Summer is like New Year’s for academics: a time of reflection and goal-setting, both in work and in personal life.

2016–2017 was rewarding—I finished my dissertation and landed a tenure-track job—but intensely difficult. Neither of the New Year’s resolutions I made really worked out long-term.

I lost sight of writing 5 days a week while I was in the depths of interviewing and landing a job, although I got better about it when it came time to pushing to the finish line.

I meditated pretty consistently for a month or two, until interviewing and getting a job became extremely difficult and intense for me. This is when you need to meditate the most, or so the wisdom goes, but the last thing I wanted to do was sit around with my thoughts. Meditation is harder than it sounds.

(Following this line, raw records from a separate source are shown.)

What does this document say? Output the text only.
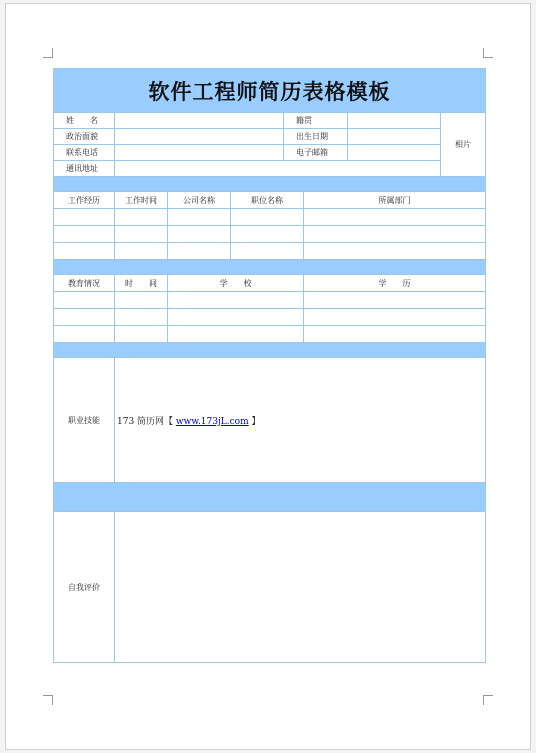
软件工程师简历表格模板							
姓　　名				籍贯			相片
政治面貌				出生日期			
联系电话				电子邮箱			
通讯地址							

工作经历	工作时间	公司名称	职位名称		所属部门		

教育情况	时　　间	学　　校			学　　历		

职业技能	173 简历网【 www.173jL.com 】						

自我评价							
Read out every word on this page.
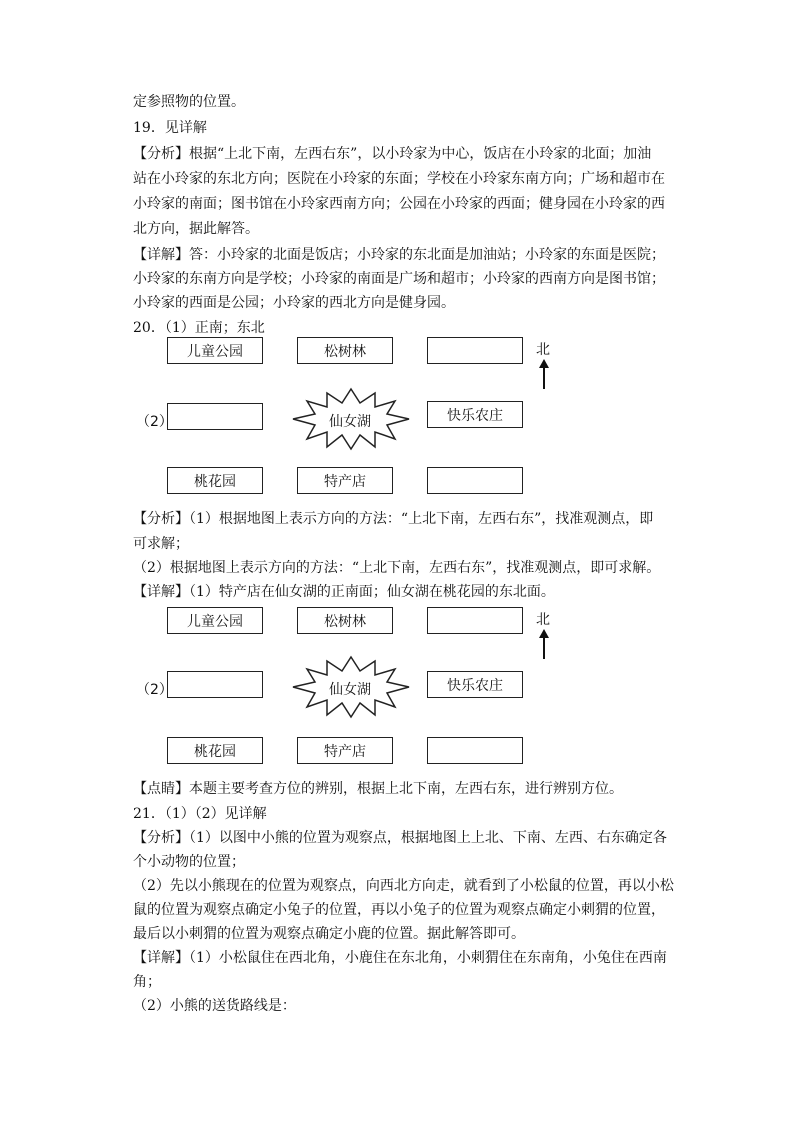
定参照物的位置。
19．见详解
【分析】根据“上北下南，左西右东”，以小玲家为中心，饭店在小玲家的北面；加油
站在小玲家的东北方向；医院在小玲家的东面；学校在小玲家东南方向；广场和超市在
小玲家的南面；图书馆在小玲家西南方向；公园在小玲家的西面；健身园在小玲家的西
北方向，据此解答。
【详解】答：小玲家的北面是饭店；小玲家的东北面是加油站；小玲家的东面是医院；
小玲家的东南方向是学校；小玲家的南面是广场和超市；小玲家的西南方向是图书馆；
小玲家的西面是公园；小玲家的西北方向是健身园。
20．（1）正南；东北
儿童公园	松树林	北
（2）	仙女湖	快乐农庄
桃花园	特产店
【分析】（1）根据地图上表示方向的方法：“上北下南，左西右东”，找准观测点，即
可求解；
（2）根据地图上表示方向的方法：“上北下南，左西右东”，找准观测点，即可求解。
【详解】（1）特产店在仙女湖的正南面；仙女湖在桃花园的东北面。
儿童公园	松树林	北
（2）	仙女湖	快乐农庄
桃花园	特产店
【点睛】本题主要考查方位的辨别，根据上北下南，左西右东，进行辨别方位。
21．（1）（2）见详解
【分析】（1）以图中小熊的位置为观察点，根据地图上上北、下南、左西、右东确定各
个小动物的位置；
（2）先以小熊现在的位置为观察点，向西北方向走，就看到了小松鼠的位置，再以小松
鼠的位置为观察点确定小兔子的位置，再以小兔子的位置为观察点确定小刺猬的位置，
最后以小刺猬的位置为观察点确定小鹿的位置。据此解答即可。
【详解】（1）小松鼠住在西北角，小鹿住在东北角，小刺猬住在东南角，小兔住在西南
角；
（2）小熊的送货路线是：
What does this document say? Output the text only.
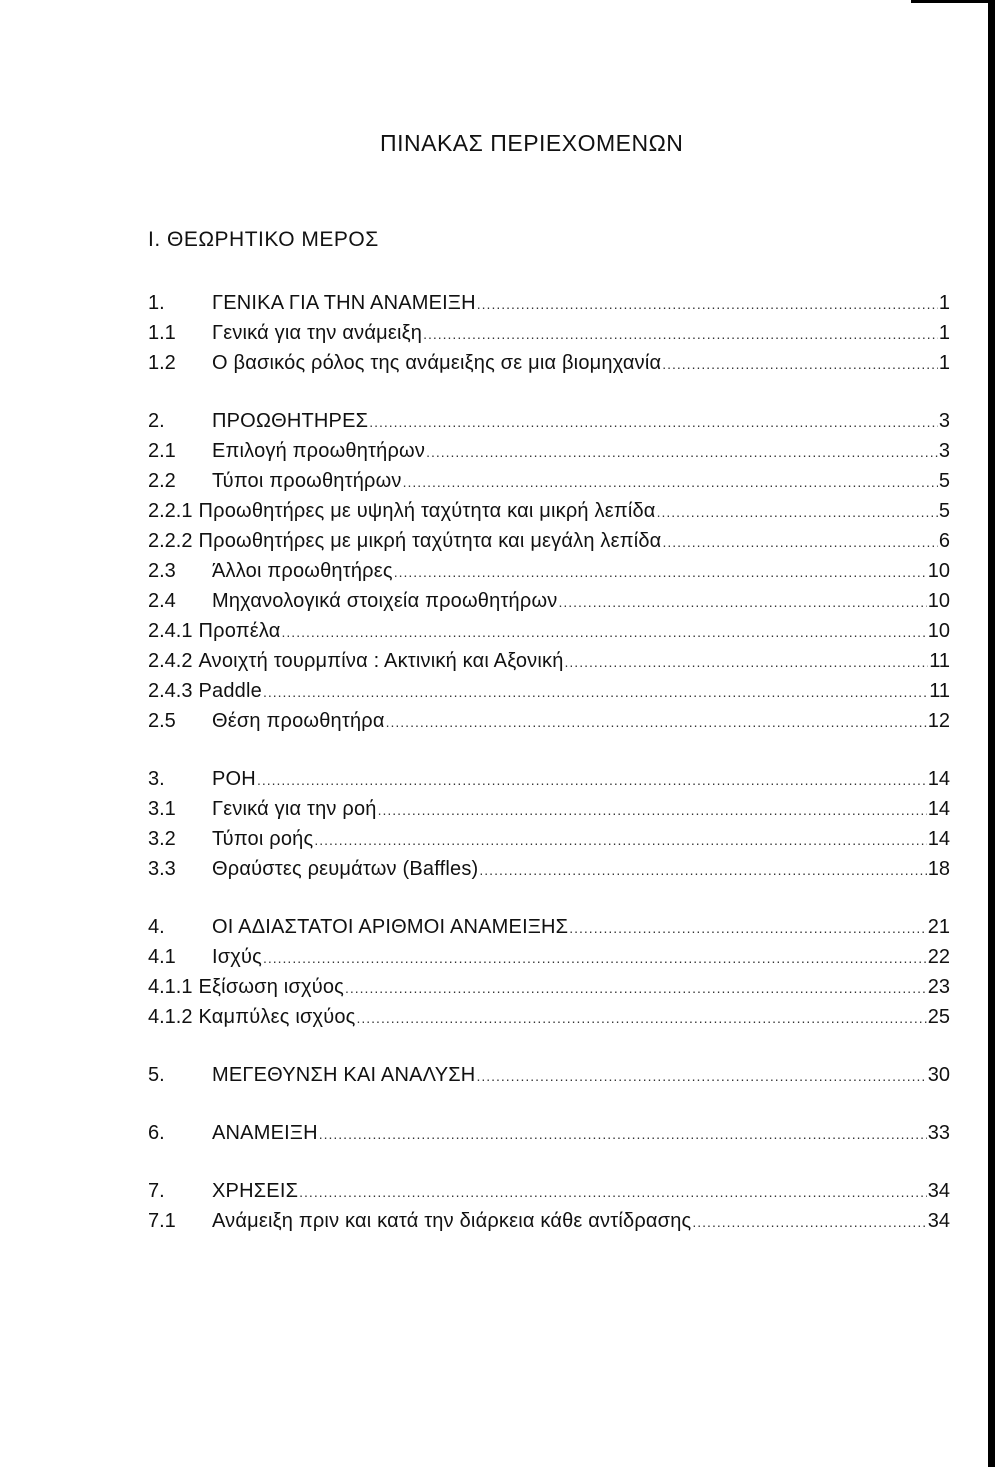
ΠΙΝΑΚΑΣ ΠΕΡΙΕΧΟΜΕΝΩΝ
Ι. ΘΕΩΡΗΤΙΚΟ ΜΕΡΟΣ
1.	ΓΕΝΙΚΑ ΓΙΑ ΤΗΝ ΑΝΑΜΕΙΞΗ .....	1
1.1	Γενικά για την ανάμειξη .....	1
1.2	Ο βασικός ρόλος της ανάμειξης σε μια βιομηχανία .....	1
2.	ΠΡΟΩΘΗΤΗΡΕΣ .....	3
2.1	Επιλογή προωθητήρων .....	3
2.2	Τύποι προωθητήρων .....	5
2.2.1 Προωθητήρες με υψηλή ταχύτητα και μικρή λεπίδα .....	5
2.2.2 Προωθητήρες με μικρή ταχύτητα και μεγάλη λεπίδα .....	6
2.3	Άλλοι προωθητήρες .....	10
2.4	Μηχανολογικά στοιχεία προωθητήρων .....	10
2.4.1 Προπέλα .....	10
2.4.2 Ανοιχτή τουρμπίνα : Ακτινική και Αξονική .....	11
2.4.3 Paddle .....	11
2.5	Θέση προωθητήρα .....	12
3.	ΡΟΗ .....	14
3.1	Γενικά για την ροή .....	14
3.2	Τύποι ροής .....	14
3.3	Θραύστες ρευμάτων (Baffles) .....	18
4.	ΟΙ ΑΔΙΑΣΤΑΤΟΙ ΑΡΙΘΜΟΙ ΑΝΑΜΕΙΞΗΣ .....	21
4.1	Ισχύς .....	22
4.1.1 Εξίσωση ισχύος .....	23
4.1.2 Καμπύλες ισχύος .....	25
5.	ΜΕΓΕΘΥΝΣΗ ΚΑΙ ΑΝΑΛΥΣΗ .....	30
6.	ΑΝΑΜΕΙΞΗ .....	33
7.	ΧΡΗΣΕΙΣ .....	34
7.1	Ανάμειξη πριν και κατά την διάρκεια κάθε αντίδρασης .....	34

Forgiveness being crucial, I want to try again, and set out some new Big Changes for myself before I get lost in the hubbub of the 2017–2018 schoolyear. Really committing to all of these would be impossible, so this is more of a brainstorming session. I will feel accomplished if I manage just one or two of these big changes.

  • Journaling with a pen and paper. I have a terrible and deceptive memory. I want to record the ideas I get as I get them. I want to keep track of the things I achieve daily, for revisiting when I have those days where I feel like I haven’t been useful in ages.
  • Designing thoughtful syllabi for my courses next semester. I’m teaching Theory III, Graduate Theory Review, and Graduate Analytical Techniques at my new job. I have a lot of planning to do!
  • Recommitting to exercise. Yoga has been difficult for me to do since I almost broke my toe a few months back, but I can still do select poses at home… I just have to get up and do it. Also, I’m considering lifting? I don’t know.
  • Writing a couple of blog posts. My blog is another thing that was left by the wayside while I lost my mind getting a job. But I have a few ideas for new posts: making a poster for SMT, reviewing the IASPM conference that I’m attending later this month, and just trying some casual analysis of something just because.
  • Reading an academic book or two over the summer. I have successfully started reading for fun again. But academically, I don’t have to read stuff that’s related to my diss anymore! I can read anything I want! I’m thinking of William Cheng’s Just Vibrations or Robert Fink’s Repeating Ourselves. I got a Kindle for my birthday so maybe I can even find Kindle versions of these things to make reading a bit easier.

I recently read a tweet that said that summer is an especially hard time for academics, because our work is already isolating, and summer takes away all our structure. It’s doubtful I’ll get to all of these things, but I hope this will motivate me on those summer days where I have trouble remembering what to do with myself.